When the new nature.org launched, our Global Digital UX team was particularly interested in monitoring the Places We Protect page, given the importance of preserves as a TNC touchpoint.
The Places We Protect page houses the preserve locator map, where visitors can search for and browse preserves near them.
We learned there were numerous usability issues with the preserve locator. It was difficult to search, browse results, manipulate the map, and navigate on mobile.
After conducting user testing on the map with site visitors, the UX team learned that users struggled to navigate the map and were uncertain about its significance given the bite-sized details displayed in tooltips. Their feedback echoed the issues we heard from field staff: the map was difficult to use and did not display expected results. State chapters were especially close to these issues, as they received regular feedback from local audiences.

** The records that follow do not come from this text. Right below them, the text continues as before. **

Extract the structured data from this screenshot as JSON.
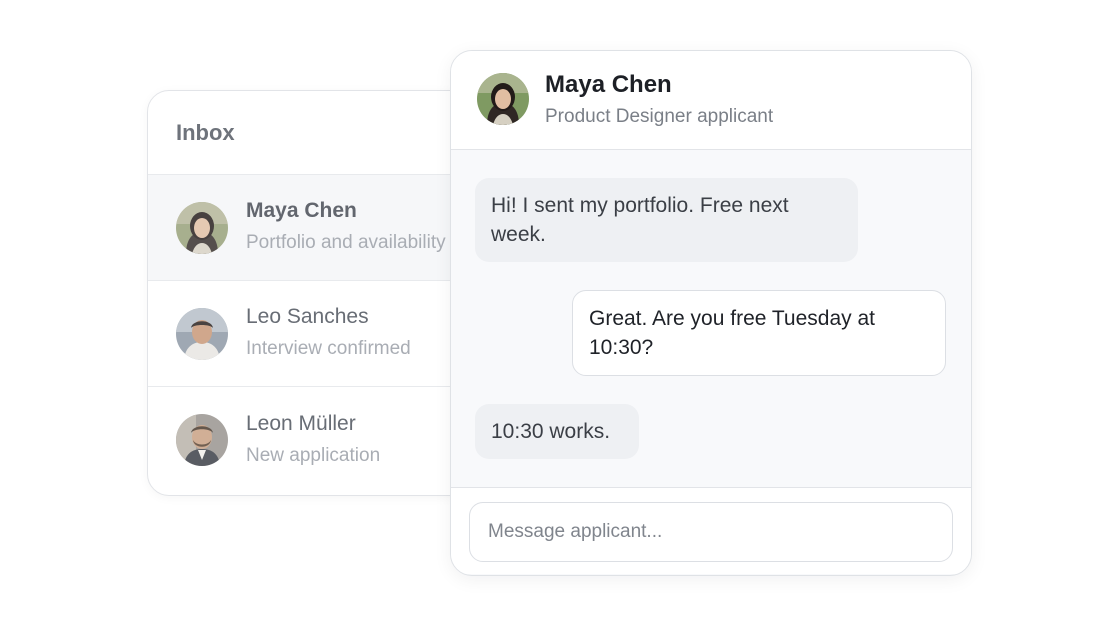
{
  "inbox": {
    "title": "Inbox",
    "conversations": [
      {
        "name": "Maya Chen",
        "preview": "Portfolio and availability",
        "active": true
      },
      {
        "name": "Leo Sanches",
        "preview": "Interview confirmed",
        "active": false
      },
      {
        "name": "Leon Müller",
        "preview": "New application",
        "active": false
      }
    ]
  },
  "chat": {
    "contact_name": "Maya Chen",
    "contact_role": "Product Designer applicant",
    "messages": [
      {
        "direction": "incoming",
        "text": "Hi! I sent my portfolio. Free next week."
      },
      {
        "direction": "outgoing",
        "text": "Great. Are you free Tuesday at 10:30?"
      },
      {
        "direction": "incoming",
        "text": "10:30 works."
      }
    ],
    "composer": {
      "placeholder": "Message applicant...",
      "value": ""
    }
  },
  "colors": {
    "panel_border": "#e2e4e8",
    "active_row_bg": "#f6f7f9",
    "incoming_bubble": "#eef0f3",
    "outgoing_bubble": "#ffffff",
    "chat_bg": "#f8f9fb"
  },
  "icons": {
    "avatar_maya": "woman-portrait-avatar",
    "avatar_leo": "man-portrait-avatar",
    "avatar_leon": "man-bearded-portrait-avatar"
  }
}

We mapped out an approach to redesign the preserve locator with the goal of ensuring the map was usable and enhanced with relevant features that would make preserve information accessible. The objectives were to optimize the map's functionality and incorporate business objectives from the field.
Our redesign process focused on these four core areas:
Test & Iterate
Before the prototypes get developed, we user test the concepts using visual mock ups of the interface. This iterative process allows for us to rework and refine the prototype before handing off to development. Once launched, we can track the performance and continue iterating on the designs that align with objectives and user needs.
1. Discover: What's currently not working?
The first step was to uncover painpoints with the current experience.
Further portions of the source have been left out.